2 In Mobius Group Pty Ltd v Inoteq Pty Ltd [2024] WADC 114, the email address was specified as the address for notices however the Plaintiff failed to establish that this alone meant that unauthorised communication originating from that system would be deemed to be notice by the Defendant.
3 The forged email contained formatting and grammatical errors which may have warned the recipient that the communication did not come from the usual party they dealt with, but the email came from the other party’s server.
4 The 2022 FBI crime report estimated BEC attacks cost US companies over $3.6 Billion dollars in that year alone: Federal Bureau of Investigation, Internet Crime Report (Report, 2022).
5 US Attorney’s Office, Southern District of New York, ‘Lithuanian Man Sentenced To 5 Years In Prison For Theft Of Over $120 Million In Fraudulent Business Email Compromise Scheme’ (Press Release, 19 December 2019).
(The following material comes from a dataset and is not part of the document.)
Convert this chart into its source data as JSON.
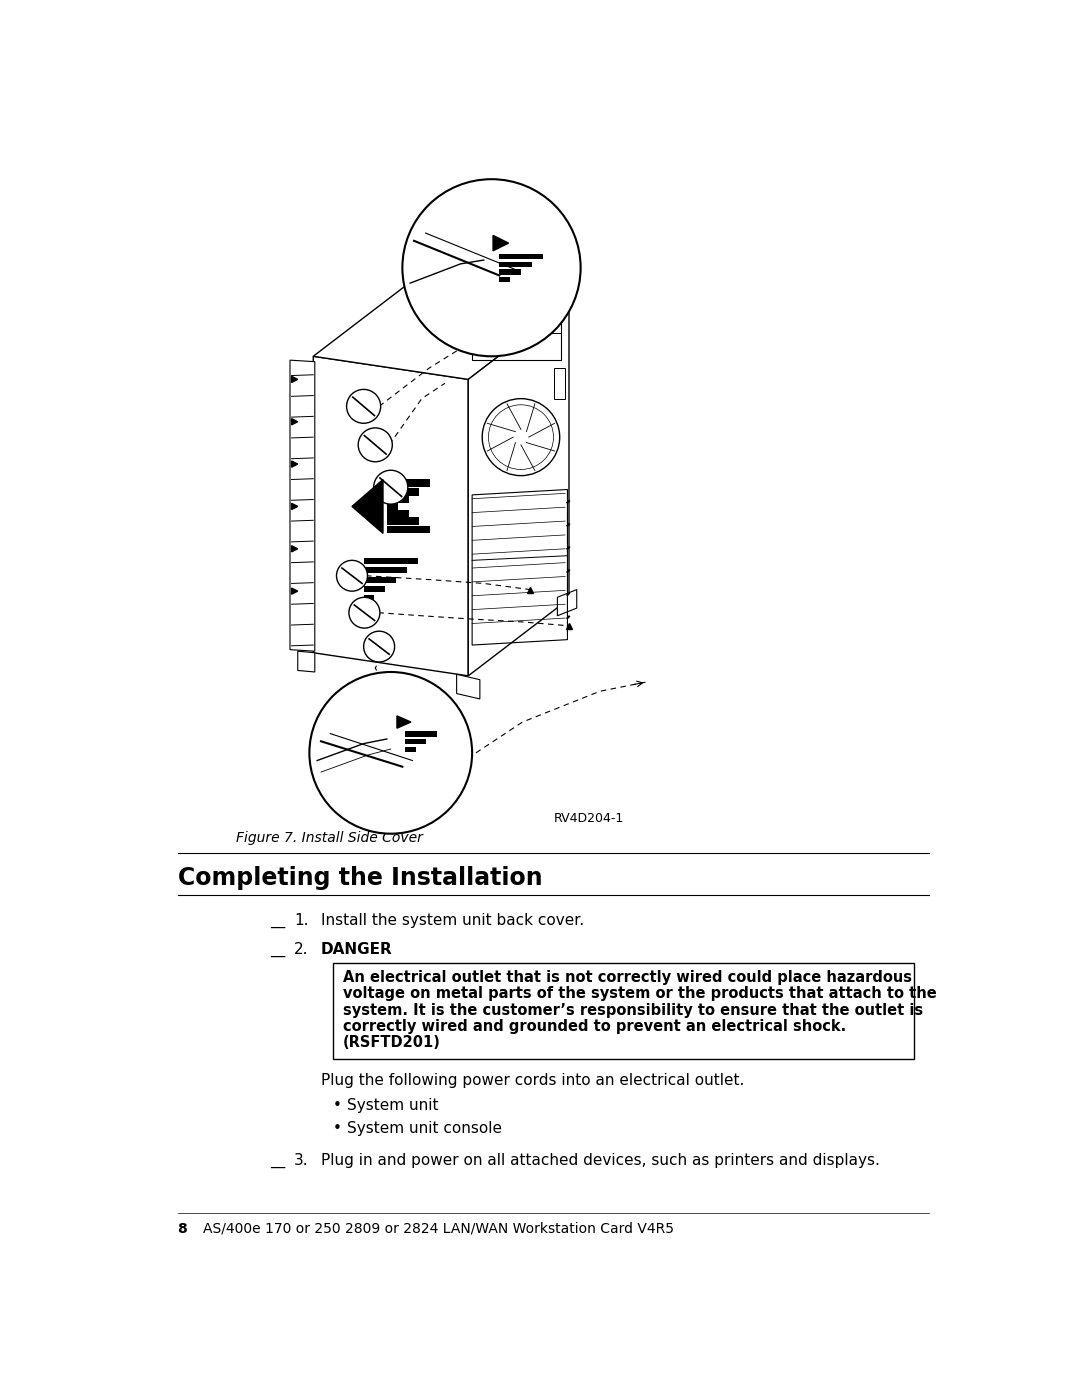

6 On occasion, the entire transaction has been fabricated by the attackers, with middle management duped into transferring money on supposed instructions from the top executives: Pathe News BEC.
7 sales@vendorfirm.com.biz vs sales@vendorfirm.com.au, for example.
8 The measures taken to protect the Transferee’s systems were the subject of evidence in both Mobius and Factory Direct. Deficiencies were noted, but in both cases it was noted that the evidence did not establish substantial lack of care. Reading between the lines in Mobius, if the cybersecurity standard had been egregiously poor the Court may have been inclined to find at least a basic duty to take care on the part of the Transferee. See comments on this point at [145]-[147].
9 And yes – they really should have been called “We import stuff and sell it to you for a markup fencing”
10 See Woolcock St Investments v CDG Pty Ltd [2004] HCA 16; Caltex Refineries (Qld) Pty Ltd v Stavar [2009] NSWCA 258, [101]-[103] for a list of considerations that apply to finding a general / novel duty to avoid foreseeable risk.
11 See National Australia Bank v Hokit (1996) 39 NSWLR 377, 391 (Mahoney P), Factory Direct Fencing Pty Ltd v Kong AH International Company Ltd [2013] QDC 239, [125].
12 In the case of a law firm insured by Lexon, the timing and format of such warnings is specified in the Conveyancing Protocol. It may be wise to include it in the contract of retainer as well. For the reasons that real time communication (rather than reliance on recorded messages), see David Bowles, ‘Hackers have a new weapon’, QLS Proctor (online, 20 August 2024).
13 Queensland Law Society, Australian Solicitors’ Conduct Rules (at 27 September 2024) r 9.
14 Phillipp v Barclays Bank UK Plc [2023] UKSC 25.
15 See for example AFCA determination 12-00-1016692 in which the fact that the customer passed authorisation codes for the transfer to the scammer was ignored on the basis that they were tricked into doing so and therefore such disclosure was not “voluntary”. The case law relied upon to reach this conclusion was extraordinarily thin, but similar conclusions have been reached internationally.